Lá, no território das fontes eternas, jorram águas cristalinas. Essas águas banham meu íntimo e transcendem todas as armadilhas que meu ego criou. Arranquei minhas vestes e me banhei nessas águas. Lavei cuidadosamente meus cabelos, toquei meu corpo com carinho e as marcas abertas, que ainda ardiam alguma dor, foram finalmente cicatrizadas. São agora apenas linhas gravadas na pele. Para que eu me lembre. Apenas isso. As linhas não são mais amarras e sinto-me completamente livre de seu peso. Prefiro transformar as linhas em um fio de Ariadne, que pode agora me conduzir pelo labirinto de mim mesma. O meu verdadeiro ser é a minha profundidade e nos meus subterrâneos encontrei fluidos mágicos que são as águas que brotam das fontes eternas. Eu precisei mergulhar intensamente, assumir o risco do mistério das profundezas para encontrar o melhor de mim. Entrar na concha, voltar ao ninho, banhar-me na fonte. Essa viagem causa medo, pois é uma viagem de retorno e para voltar, você terá que reviver tudo para se reconhecer sinceramente. É uma jornada de limpeza em que você abandona o que é desnecessário para sua evolução. O maior desafio colocado para o herói em sua jornada é o desafio do autoconhecimento. Somos todos heróis de nossas próprias vidas. Em algum momento sentiremos que apenas a nossa essência abriga a verdade. Não adianta ocultar essa busca com aparências, máscaras ou felicidades de superfície.

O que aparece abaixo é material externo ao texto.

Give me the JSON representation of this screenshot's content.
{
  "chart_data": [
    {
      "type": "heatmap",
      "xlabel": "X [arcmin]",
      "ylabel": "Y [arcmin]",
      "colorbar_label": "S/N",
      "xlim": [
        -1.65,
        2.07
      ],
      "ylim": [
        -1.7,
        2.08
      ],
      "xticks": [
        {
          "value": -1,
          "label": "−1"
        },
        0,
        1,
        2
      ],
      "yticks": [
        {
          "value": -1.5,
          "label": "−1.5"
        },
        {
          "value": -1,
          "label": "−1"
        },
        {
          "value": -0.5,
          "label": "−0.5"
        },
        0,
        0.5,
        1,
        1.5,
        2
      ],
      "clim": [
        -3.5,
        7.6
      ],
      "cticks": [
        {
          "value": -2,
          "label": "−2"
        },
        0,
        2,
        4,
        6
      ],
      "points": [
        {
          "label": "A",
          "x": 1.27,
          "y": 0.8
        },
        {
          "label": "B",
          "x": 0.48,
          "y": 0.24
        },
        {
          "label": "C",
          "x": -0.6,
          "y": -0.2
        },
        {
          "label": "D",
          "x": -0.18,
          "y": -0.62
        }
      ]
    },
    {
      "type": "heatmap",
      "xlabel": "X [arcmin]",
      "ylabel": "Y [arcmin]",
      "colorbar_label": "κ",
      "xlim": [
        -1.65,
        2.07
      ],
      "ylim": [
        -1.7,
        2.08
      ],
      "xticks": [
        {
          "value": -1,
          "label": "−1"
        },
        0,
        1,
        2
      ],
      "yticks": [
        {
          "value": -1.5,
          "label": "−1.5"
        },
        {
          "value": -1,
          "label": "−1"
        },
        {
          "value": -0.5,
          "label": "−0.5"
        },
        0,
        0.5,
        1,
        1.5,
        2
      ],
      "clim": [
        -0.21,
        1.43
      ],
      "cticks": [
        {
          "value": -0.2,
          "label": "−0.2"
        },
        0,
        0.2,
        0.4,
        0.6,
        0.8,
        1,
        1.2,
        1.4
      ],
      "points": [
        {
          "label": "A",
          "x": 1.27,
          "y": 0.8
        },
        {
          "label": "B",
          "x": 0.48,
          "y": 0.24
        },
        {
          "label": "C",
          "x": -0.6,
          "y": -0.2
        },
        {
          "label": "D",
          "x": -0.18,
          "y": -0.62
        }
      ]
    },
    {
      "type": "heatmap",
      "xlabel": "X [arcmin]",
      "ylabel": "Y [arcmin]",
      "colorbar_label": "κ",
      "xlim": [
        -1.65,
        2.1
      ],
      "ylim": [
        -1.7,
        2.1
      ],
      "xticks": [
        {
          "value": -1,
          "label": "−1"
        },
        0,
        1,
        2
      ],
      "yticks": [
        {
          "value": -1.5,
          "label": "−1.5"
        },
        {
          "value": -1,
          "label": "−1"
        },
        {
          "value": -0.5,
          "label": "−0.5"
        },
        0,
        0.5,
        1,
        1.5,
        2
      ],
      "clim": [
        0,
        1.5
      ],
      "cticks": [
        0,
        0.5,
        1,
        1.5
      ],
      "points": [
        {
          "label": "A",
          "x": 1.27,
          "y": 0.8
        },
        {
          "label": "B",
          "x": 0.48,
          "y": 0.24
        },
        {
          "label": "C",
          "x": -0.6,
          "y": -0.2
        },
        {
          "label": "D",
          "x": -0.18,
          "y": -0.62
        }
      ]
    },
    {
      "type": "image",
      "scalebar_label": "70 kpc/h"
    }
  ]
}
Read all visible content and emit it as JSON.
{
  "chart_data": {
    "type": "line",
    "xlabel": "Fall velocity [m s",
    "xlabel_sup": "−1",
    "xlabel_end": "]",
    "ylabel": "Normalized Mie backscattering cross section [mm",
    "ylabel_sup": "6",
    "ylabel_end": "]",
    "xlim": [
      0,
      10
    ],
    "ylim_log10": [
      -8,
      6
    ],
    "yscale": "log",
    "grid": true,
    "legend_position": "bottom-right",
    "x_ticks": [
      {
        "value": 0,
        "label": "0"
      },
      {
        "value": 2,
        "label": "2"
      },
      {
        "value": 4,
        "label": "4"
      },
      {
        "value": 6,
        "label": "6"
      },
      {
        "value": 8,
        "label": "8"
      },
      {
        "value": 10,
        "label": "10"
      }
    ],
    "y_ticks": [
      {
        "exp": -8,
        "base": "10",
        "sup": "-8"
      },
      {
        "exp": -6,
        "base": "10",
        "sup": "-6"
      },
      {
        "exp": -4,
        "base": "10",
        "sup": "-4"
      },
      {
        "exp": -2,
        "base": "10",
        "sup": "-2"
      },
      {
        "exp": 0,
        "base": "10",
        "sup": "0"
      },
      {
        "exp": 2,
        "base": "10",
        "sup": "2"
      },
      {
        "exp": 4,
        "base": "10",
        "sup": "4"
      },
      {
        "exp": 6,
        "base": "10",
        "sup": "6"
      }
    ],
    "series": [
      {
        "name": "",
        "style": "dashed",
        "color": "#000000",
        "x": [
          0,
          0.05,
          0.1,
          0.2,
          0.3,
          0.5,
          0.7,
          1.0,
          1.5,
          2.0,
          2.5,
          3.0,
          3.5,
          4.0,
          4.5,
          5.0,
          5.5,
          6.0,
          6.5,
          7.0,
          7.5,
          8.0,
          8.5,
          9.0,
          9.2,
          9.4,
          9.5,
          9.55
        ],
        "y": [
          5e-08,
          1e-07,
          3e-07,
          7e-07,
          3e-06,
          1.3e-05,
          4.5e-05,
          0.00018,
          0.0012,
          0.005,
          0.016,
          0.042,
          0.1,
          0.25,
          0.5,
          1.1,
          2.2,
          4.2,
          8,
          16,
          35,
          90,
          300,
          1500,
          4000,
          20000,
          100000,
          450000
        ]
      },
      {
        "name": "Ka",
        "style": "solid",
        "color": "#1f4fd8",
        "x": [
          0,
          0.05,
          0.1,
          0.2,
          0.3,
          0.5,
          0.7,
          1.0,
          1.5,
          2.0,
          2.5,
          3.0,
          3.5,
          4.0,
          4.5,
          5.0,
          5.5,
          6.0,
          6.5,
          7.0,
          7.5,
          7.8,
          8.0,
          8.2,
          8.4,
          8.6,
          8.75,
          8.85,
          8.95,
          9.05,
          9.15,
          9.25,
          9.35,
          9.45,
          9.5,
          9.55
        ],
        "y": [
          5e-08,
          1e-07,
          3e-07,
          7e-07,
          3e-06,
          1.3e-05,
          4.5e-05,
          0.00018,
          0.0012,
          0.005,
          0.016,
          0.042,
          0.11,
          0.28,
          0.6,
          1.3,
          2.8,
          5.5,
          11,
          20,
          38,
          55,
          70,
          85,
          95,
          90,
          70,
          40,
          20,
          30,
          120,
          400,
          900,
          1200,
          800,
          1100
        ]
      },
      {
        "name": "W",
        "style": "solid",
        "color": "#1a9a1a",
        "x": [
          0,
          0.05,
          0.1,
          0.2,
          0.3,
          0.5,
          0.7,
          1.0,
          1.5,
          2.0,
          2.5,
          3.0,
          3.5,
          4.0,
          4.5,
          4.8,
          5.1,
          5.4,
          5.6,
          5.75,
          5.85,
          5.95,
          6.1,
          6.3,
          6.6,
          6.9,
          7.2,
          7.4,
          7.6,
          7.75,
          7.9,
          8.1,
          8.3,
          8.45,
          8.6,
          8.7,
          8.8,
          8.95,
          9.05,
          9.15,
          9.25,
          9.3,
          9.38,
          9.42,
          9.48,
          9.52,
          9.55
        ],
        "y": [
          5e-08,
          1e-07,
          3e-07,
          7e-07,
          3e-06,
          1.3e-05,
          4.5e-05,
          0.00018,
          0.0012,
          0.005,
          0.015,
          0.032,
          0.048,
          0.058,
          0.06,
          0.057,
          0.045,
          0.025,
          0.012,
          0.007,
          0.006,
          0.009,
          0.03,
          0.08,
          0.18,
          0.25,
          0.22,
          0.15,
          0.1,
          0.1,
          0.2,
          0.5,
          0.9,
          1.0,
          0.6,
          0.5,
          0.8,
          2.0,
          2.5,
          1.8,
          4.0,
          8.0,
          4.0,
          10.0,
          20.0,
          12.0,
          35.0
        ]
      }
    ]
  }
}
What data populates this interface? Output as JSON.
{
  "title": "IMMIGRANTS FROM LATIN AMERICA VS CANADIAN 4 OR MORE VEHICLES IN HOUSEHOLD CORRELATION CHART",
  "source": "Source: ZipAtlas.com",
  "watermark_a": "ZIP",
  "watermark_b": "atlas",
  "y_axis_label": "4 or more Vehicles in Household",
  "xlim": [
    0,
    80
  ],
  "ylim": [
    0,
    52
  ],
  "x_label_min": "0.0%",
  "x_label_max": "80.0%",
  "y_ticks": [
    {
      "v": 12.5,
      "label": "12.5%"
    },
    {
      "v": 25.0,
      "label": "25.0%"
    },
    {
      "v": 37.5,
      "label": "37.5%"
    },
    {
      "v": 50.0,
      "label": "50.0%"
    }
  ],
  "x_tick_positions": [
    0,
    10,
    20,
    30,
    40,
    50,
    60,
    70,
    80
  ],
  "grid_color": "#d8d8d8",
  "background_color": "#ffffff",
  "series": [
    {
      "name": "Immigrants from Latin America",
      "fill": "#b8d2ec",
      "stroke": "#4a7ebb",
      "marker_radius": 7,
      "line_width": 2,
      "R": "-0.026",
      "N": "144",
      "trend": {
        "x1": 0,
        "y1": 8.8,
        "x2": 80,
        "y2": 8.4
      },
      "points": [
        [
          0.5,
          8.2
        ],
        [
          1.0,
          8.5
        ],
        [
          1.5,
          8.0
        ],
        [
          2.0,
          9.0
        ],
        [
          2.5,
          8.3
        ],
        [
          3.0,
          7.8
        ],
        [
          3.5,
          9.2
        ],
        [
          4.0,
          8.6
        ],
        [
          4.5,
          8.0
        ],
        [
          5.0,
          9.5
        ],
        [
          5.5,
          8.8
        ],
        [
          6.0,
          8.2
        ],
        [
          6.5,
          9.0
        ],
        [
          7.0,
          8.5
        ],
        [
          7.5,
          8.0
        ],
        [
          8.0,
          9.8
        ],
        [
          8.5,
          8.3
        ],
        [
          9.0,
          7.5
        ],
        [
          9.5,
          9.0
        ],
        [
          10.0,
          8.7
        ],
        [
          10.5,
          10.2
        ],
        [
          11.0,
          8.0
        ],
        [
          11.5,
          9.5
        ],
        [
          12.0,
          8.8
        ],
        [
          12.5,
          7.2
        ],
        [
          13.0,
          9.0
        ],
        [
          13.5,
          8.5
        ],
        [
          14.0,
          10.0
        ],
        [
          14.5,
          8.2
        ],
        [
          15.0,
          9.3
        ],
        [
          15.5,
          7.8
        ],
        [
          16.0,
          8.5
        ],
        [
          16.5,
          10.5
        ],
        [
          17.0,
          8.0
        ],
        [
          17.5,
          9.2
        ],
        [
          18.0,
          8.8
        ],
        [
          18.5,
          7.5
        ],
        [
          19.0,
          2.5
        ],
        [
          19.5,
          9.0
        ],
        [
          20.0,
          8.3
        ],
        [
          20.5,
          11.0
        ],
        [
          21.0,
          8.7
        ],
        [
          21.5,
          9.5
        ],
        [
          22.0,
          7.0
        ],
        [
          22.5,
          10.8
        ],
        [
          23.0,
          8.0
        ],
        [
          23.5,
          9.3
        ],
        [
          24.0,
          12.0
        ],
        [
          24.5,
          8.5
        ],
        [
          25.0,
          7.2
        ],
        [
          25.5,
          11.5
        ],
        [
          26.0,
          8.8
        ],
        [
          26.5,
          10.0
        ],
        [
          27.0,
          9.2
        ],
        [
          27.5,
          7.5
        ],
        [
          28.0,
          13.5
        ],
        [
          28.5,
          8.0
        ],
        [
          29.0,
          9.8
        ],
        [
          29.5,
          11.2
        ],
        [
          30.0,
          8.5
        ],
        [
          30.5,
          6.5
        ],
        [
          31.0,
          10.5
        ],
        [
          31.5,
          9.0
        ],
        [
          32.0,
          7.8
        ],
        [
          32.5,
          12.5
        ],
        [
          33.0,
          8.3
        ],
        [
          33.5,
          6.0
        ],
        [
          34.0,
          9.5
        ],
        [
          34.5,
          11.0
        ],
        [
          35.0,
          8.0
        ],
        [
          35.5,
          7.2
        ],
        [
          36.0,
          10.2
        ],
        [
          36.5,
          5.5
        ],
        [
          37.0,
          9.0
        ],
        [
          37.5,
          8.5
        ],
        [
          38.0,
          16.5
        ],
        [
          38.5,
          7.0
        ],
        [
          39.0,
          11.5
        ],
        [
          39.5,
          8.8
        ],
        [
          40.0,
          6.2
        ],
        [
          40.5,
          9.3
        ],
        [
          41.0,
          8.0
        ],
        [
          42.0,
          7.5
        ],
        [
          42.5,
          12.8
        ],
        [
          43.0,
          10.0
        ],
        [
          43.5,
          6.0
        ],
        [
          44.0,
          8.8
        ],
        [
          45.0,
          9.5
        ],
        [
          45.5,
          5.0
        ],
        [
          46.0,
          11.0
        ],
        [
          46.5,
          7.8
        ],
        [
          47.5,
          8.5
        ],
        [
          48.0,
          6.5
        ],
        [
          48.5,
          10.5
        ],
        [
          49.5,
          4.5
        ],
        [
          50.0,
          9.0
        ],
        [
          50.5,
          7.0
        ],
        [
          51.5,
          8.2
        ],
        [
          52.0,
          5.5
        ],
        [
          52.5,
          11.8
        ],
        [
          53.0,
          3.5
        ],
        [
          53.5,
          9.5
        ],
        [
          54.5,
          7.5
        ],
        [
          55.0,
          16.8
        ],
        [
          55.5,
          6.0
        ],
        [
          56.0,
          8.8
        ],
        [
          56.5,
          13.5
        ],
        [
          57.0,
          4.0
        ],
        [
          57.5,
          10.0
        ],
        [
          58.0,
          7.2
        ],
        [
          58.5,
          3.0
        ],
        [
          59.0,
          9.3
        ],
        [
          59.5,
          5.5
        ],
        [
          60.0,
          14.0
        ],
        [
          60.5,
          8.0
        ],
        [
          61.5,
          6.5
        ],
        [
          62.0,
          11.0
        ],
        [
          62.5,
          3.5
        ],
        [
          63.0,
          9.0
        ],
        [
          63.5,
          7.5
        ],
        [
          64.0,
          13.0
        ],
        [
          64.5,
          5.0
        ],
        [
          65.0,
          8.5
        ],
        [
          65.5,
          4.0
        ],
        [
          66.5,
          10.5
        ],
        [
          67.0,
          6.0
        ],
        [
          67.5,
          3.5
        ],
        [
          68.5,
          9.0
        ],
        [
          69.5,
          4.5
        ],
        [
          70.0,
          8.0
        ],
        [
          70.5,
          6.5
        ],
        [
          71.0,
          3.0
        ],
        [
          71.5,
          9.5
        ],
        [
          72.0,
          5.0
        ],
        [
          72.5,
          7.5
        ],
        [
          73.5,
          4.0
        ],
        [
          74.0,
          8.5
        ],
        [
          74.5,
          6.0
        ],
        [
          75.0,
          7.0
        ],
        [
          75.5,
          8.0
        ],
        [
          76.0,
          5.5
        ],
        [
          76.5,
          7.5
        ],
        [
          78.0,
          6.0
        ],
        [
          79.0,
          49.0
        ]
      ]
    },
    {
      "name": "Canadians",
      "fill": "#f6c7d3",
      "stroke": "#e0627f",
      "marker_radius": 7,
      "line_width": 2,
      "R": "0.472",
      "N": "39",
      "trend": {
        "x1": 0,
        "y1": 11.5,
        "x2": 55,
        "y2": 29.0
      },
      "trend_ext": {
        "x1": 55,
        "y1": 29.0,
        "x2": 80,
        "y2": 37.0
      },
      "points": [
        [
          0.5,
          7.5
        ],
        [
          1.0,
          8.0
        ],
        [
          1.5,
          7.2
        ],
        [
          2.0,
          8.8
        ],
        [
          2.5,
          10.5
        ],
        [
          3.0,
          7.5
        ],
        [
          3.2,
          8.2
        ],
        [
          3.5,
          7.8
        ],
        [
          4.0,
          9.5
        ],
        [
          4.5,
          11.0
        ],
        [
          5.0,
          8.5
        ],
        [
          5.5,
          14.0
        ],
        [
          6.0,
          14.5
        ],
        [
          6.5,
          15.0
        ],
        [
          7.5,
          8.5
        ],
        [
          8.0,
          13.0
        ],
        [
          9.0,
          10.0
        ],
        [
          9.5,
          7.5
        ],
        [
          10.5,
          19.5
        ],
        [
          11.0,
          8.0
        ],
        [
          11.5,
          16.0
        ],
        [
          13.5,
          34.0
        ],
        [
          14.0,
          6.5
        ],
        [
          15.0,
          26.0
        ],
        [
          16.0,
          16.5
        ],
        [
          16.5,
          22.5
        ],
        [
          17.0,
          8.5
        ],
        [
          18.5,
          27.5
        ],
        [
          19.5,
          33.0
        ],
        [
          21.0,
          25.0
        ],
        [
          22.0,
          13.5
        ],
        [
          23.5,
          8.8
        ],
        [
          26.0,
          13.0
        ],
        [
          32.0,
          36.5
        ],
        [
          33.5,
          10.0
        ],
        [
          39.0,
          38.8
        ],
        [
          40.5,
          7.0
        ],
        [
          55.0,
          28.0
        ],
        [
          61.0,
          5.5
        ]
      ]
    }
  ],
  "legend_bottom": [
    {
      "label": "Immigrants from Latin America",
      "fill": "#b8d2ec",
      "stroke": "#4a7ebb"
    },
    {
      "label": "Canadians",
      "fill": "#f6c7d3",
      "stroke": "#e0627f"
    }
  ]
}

Ainda somos mistério para nós mesmos, mas agora que as águas refrescaram minha memória, sei que o meu microcosmo traz a verdade universal e essa verdade jorra das fontes eternas. Essa verdade tem apenas um nome: amor. É o amor que vem lavar meus olhos que antes choviam e clarear minha consciência para sentir a imortalidade do meu ser que está sempre aprendendo caminhos e quanto mais o movimento do meu ser realizar avanços de percurso, quanto mais evoluir, mais estará próximo do retorno, pois passado e futuro acontecem ao mesmo tempo e evoluir pode significar retornar. Conectada com minha essência, aproveito para dizer o que talvez ainda não tenha te dito: eu amo você.
imagem: Antonio Canova, "Cupido e Psique"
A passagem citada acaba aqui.